The Zachary Levi-starrer goes little on the message, heavy on cliché.
NFL Hall of Famer Kurt Warner started as an undrafted, unwanted quarterback bagging groceries and wound up leading The Greatest Show on Turf with the St. Louis Rams. It’s a true story so improbable that it shouldn’t be believable as a movie. But, now that it’s a real movie in the form of American Underdog, a faith-based biopic, it does seem unbelievable. That’s not because of the inspirational tale; it’s because it’s such a mediocre sports film.
Directed by Andrew and Jon Erwin, Underdog focuses on Kurt (Zachary Levi) through the lens of his relationship with his wife, Brenda (Anna Paquin), who he meets while playing college football at Northern Iowa. Despite a limp script written by David Aaron Cohen, Jon Erwin, and Jon Gunn that recycles from better romance films and better sports films, Paquin can hold her own as Brenda. She gives the movie its only full performance as she grows from a down on her luck woman with trust issues into a confident person and true partner to Kurt.

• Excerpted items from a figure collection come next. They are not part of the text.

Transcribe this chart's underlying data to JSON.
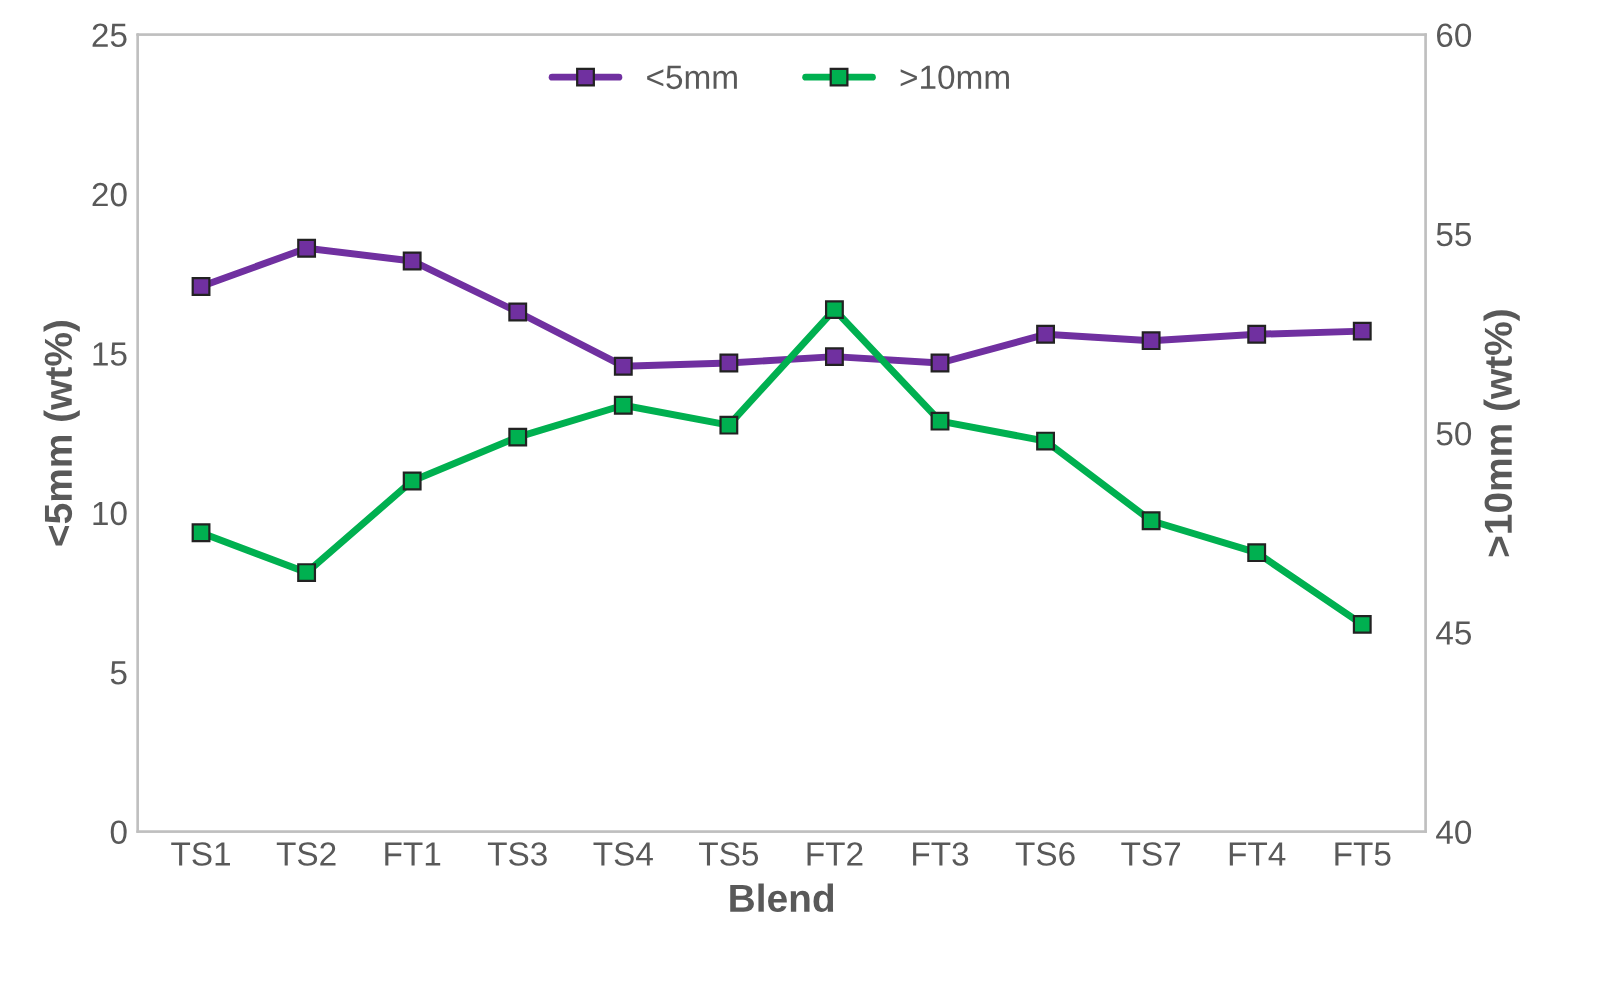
{
  "chart_data": {
    "type": "line",
    "xlabel": "Blend",
    "ylabel": "<5mm (wt%)",
    "y2label": ">10mm (wt%)",
    "categories": [
      "TS1",
      "TS2",
      "FT1",
      "TS3",
      "TS4",
      "TS5",
      "FT2",
      "FT3",
      "TS6",
      "TS7",
      "FT4",
      "FT5"
    ],
    "series": [
      {
        "name": "<5mm",
        "color": "#7030a0",
        "values": [
          17.1,
          18.3,
          17.9,
          16.3,
          14.6,
          14.7,
          14.9,
          14.7,
          15.6,
          15.4,
          15.6,
          15.7
        ]
      },
      {
        "name": ">10mm",
        "color": "#00b050",
        "axis": "y2",
        "values": [
          47.5,
          46.5,
          48.8,
          49.9,
          50.7,
          50.2,
          53.1,
          50.3,
          49.8,
          47.8,
          47.0,
          45.2
        ]
      }
    ],
    "ylim": [
      0,
      25
    ],
    "yticks": [
      0,
      5,
      10,
      15,
      20,
      25
    ],
    "y2lim": [
      40,
      60
    ],
    "y2ticks": [
      40,
      45,
      50,
      55,
      60
    ],
    "marker": "square",
    "line_style": "solid",
    "legend": "top",
    "grid": false
  }
}
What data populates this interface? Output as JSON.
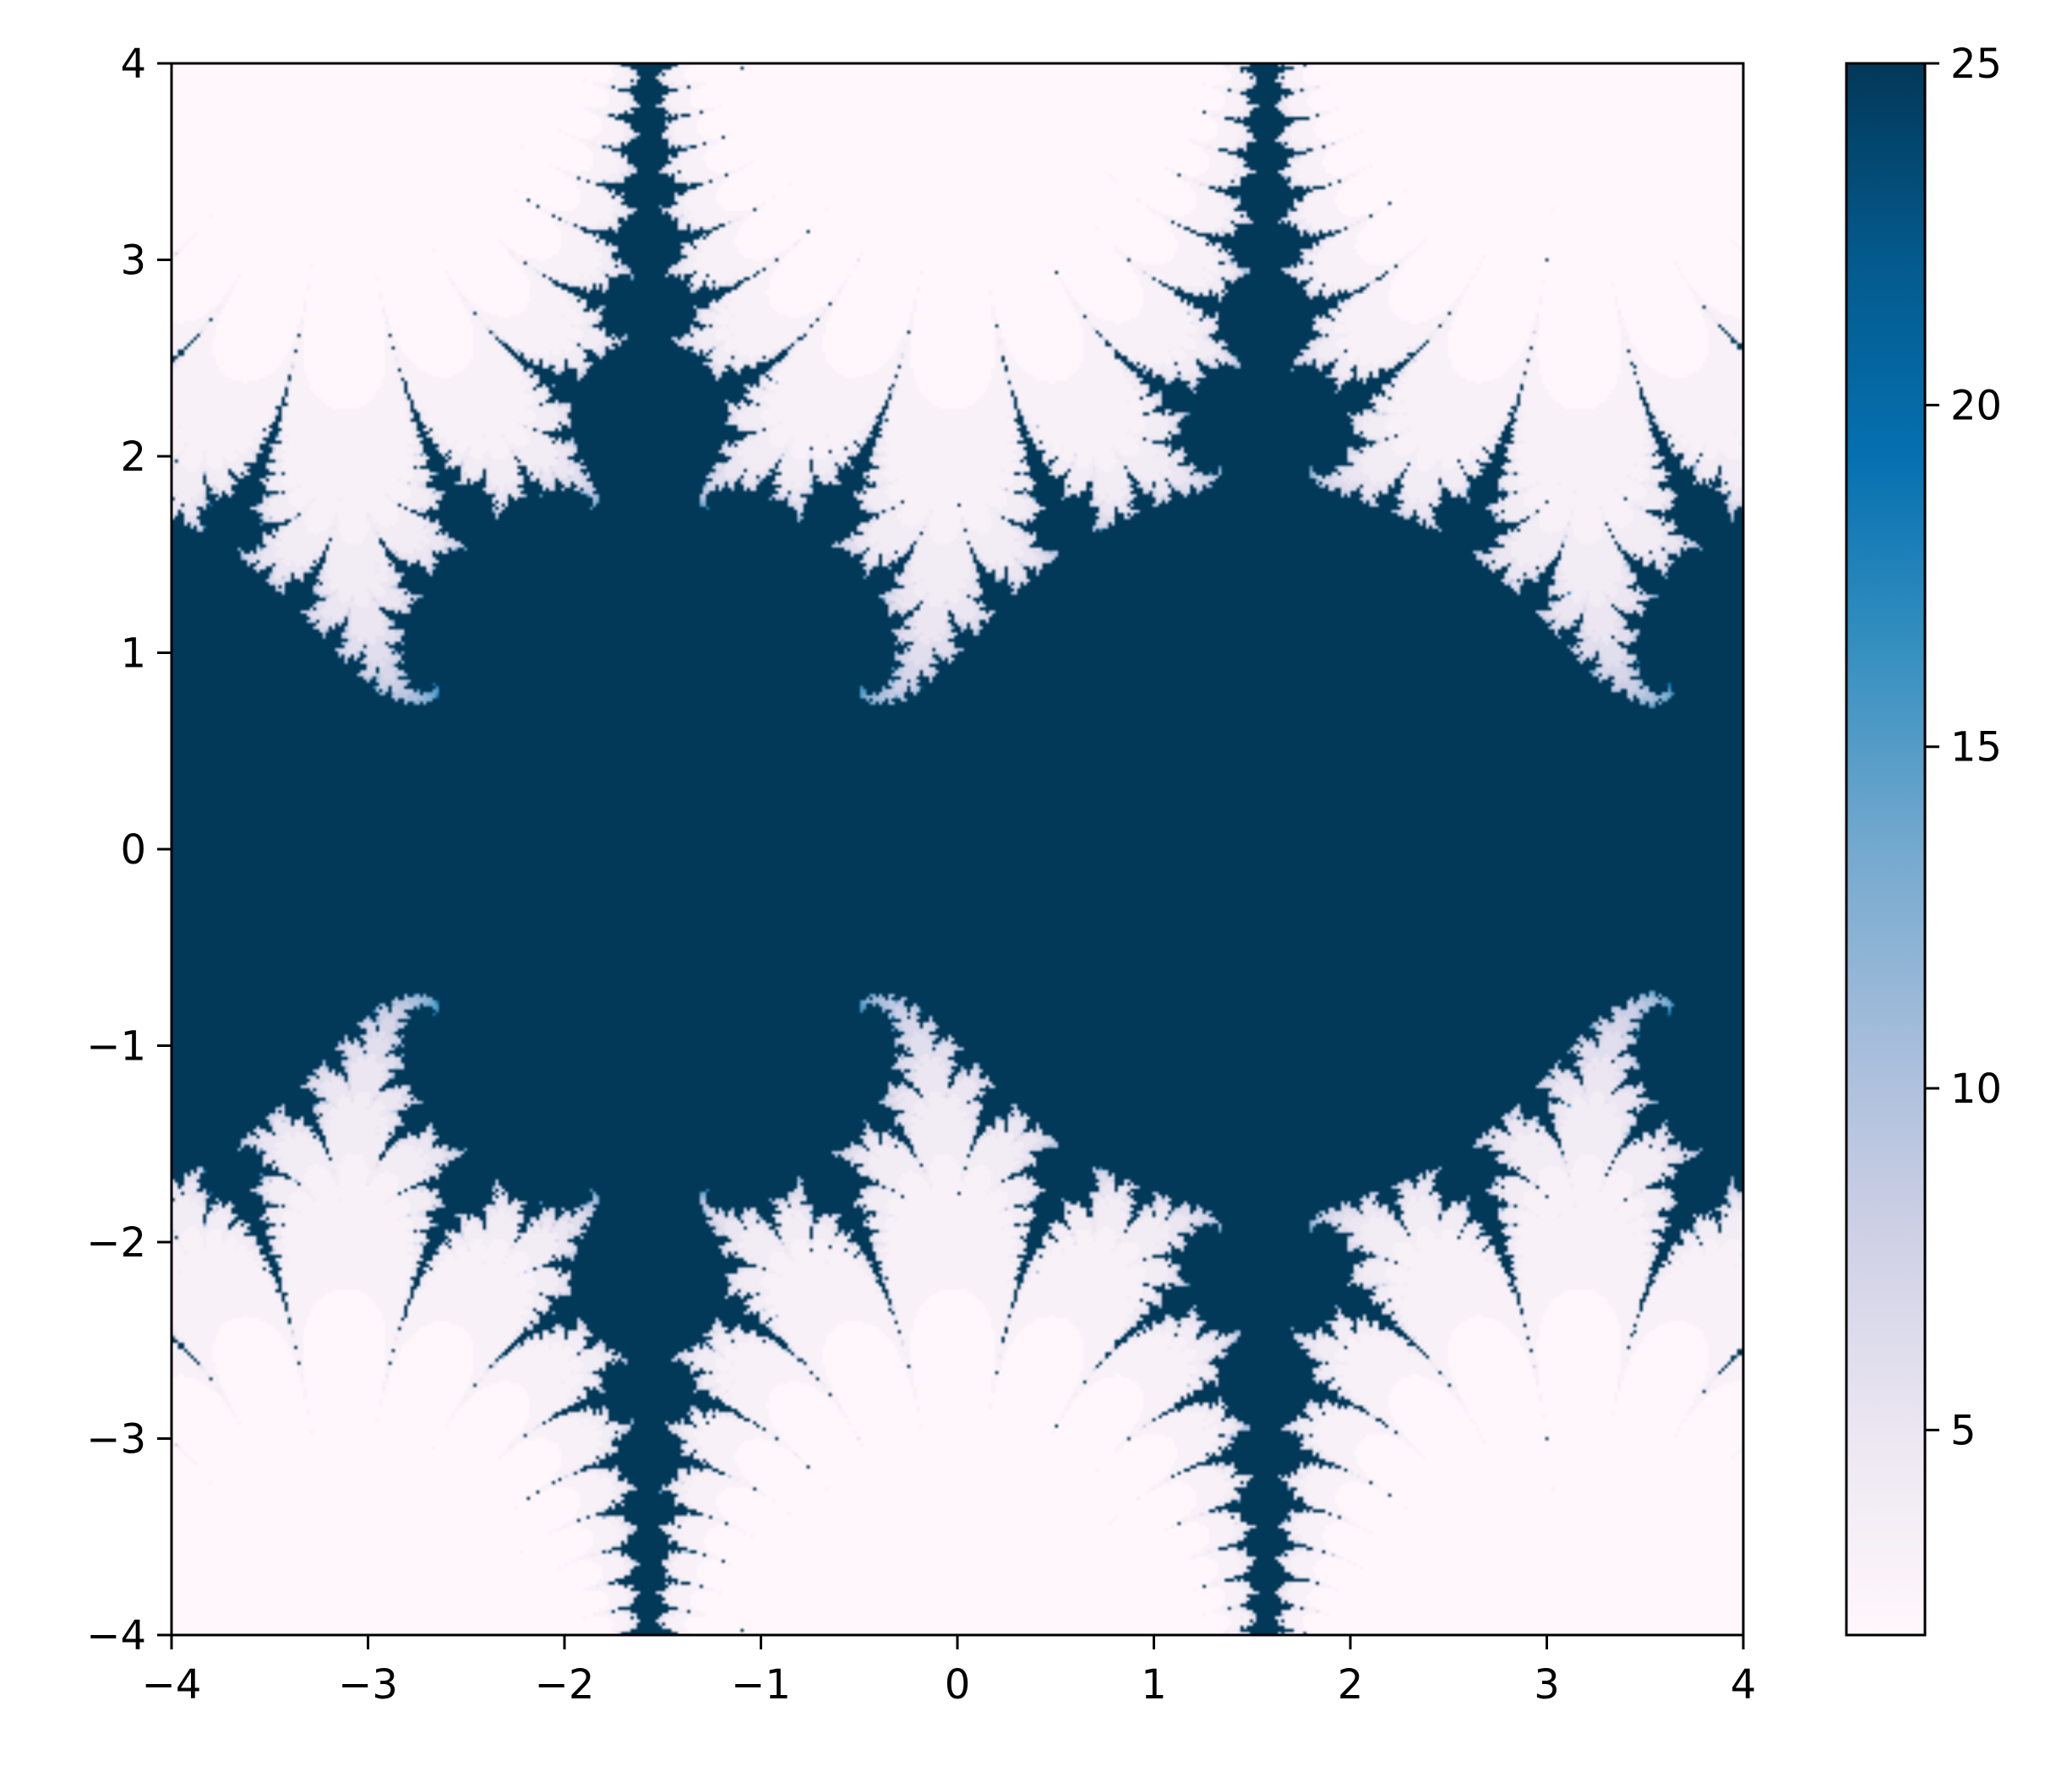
{
  "chart_data": {
    "type": "heatmap",
    "title": "",
    "xlabel": "",
    "ylabel": "",
    "xlim": [
      -4,
      4
    ],
    "ylim": [
      -4,
      4
    ],
    "x_ticks": [
      -4,
      -3,
      -2,
      -1,
      0,
      1,
      2,
      3,
      4
    ],
    "y_ticks": [
      -4,
      -3,
      -2,
      -1,
      0,
      1,
      2,
      3,
      4
    ],
    "x_tick_labels": [
      "−4",
      "−3",
      "−2",
      "−1",
      "0",
      "1",
      "2",
      "3",
      "4"
    ],
    "y_tick_labels": [
      "−4",
      "−3",
      "−2",
      "−1",
      "0",
      "1",
      "2",
      "3",
      "4"
    ],
    "grid": false,
    "colormap": "PuBu",
    "colormap_stops": [
      "#fff7fb",
      "#ece7f2",
      "#d0d1e6",
      "#a6bddb",
      "#74a9cf",
      "#3690c0",
      "#0570b0",
      "#045a8d",
      "#023858"
    ],
    "value_range": [
      2,
      25
    ],
    "colorbar": {
      "placement": "right",
      "ticks": [
        5,
        10,
        15,
        20,
        25
      ],
      "tick_labels": [
        "5",
        "10",
        "15",
        "20",
        "25"
      ]
    },
    "description_of_field": "escape-time fractal: iteration count over the plane"
  }
}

The scenes between her and Levi early in the movie, where Paquin slowly opens herself up to this wannabe professional quarterback, are some of Underdog’s most effective moments, but it also sells her short. Brenda is a former Marine, a young single mother of two, and someone who tragically loses her parents in a natural disaster. That’s a life that deserves its own showcase. Still, by film’s end–despite a few attempts to show her wrestling with her faith after facing so many tragedies–she’s just another wife cheering her man on from the stands. It makes it seem like God’s plans for her are to learn to trust Kurt in the first two acts and then be a dutiful wife in the final act.
It’s also strange seeing a performer of Paquin’s caliber in a film with Christian undertones. It’s like finding out the cool friend you smoked with behind the bleachers in High School became a priest. But, to the movie’s credit, it doesn’t hit the audience over the head with Bible quotes or reasons why we need saving. The first thing we hear at the start of Underdog being Ronald Reagan doing the coin toss for Super Bowl XIX worried me. However, it treats Kurt and Brenda’s faith as something important to their identity without making them condescending or preachy about it.
The Erwin brothers can successfully weave strong Christian elements into a traditional movie structure with the help of legit actors and higher production values. This has paid off in the past. Their last film, 2018’s I Can Only Imagine, made a shocking 86 million at the box office. That doesn’t mean the effort works, though.
It may avoid alienating non-Christian audiences, but it will bother people who hate clichés. It leans heavily into the football metaphor of “staying in the pocket.” A good quarterback knows to stay in the pocket and keep their composure under duress. They shouldn’t run away when danger comes at them. Sorta like life, ya know? It seems like every coach in Kurt’s football career tells him this. Each time it feels like the movie is screaming at us what we need to take away from it. The feature also loves to tell us over and over some variation of the line, “I’m chasing my dreams no matter the odds,” going so far as to open Underdog with the odds of becoming an NFL QB.
It’s a live-action Wikipedia page that goes from one important life event to another, with no momentum between scenes. One minute Kurt is daydreaming at his grocery store job, looking at Dan Marino on a box of Wheaties, before starting in the Arena Football League only a few minutes later.
By the way, the Erwin brothers shoot these arena football scenes with the intensity of a barbed wire cage match. It’s the most unintentionally funny part. Fans scream with bloodlust from the stands. The room is dark and smoky, with the sounds of bones crunching as they fly into padded walls. Maybe arena football was more intense in the early 90s, but no league can be cool if KISS owns a team.
There’s also no poorly written scene a motivational speech can’t save, especially if Dennis Quaid gives it. He shows up in the final act as St. Louis Rams coach Dick Vermeil, the one NFL coach that would give Kurt a shot. Quaid puts on Coach Dick’s “Ah shucks” demeanor and his squirrelly physicality to a creepy degree. You hire Quaid to be Quaid, not a schlubby NFL head coach.
The real Kurt Warner, who defended his teammates when they kneeled during the national anthem to protest against police brutality, seems like a genuinely nice guy with a movie-worthy life. Notably, Kurt also executive produced American Underdog with his wife, Brenda, so it may not always be the best idea to tell your own story, even if it’s incredible.
American Underdog takes a snap on December 25th in theatres.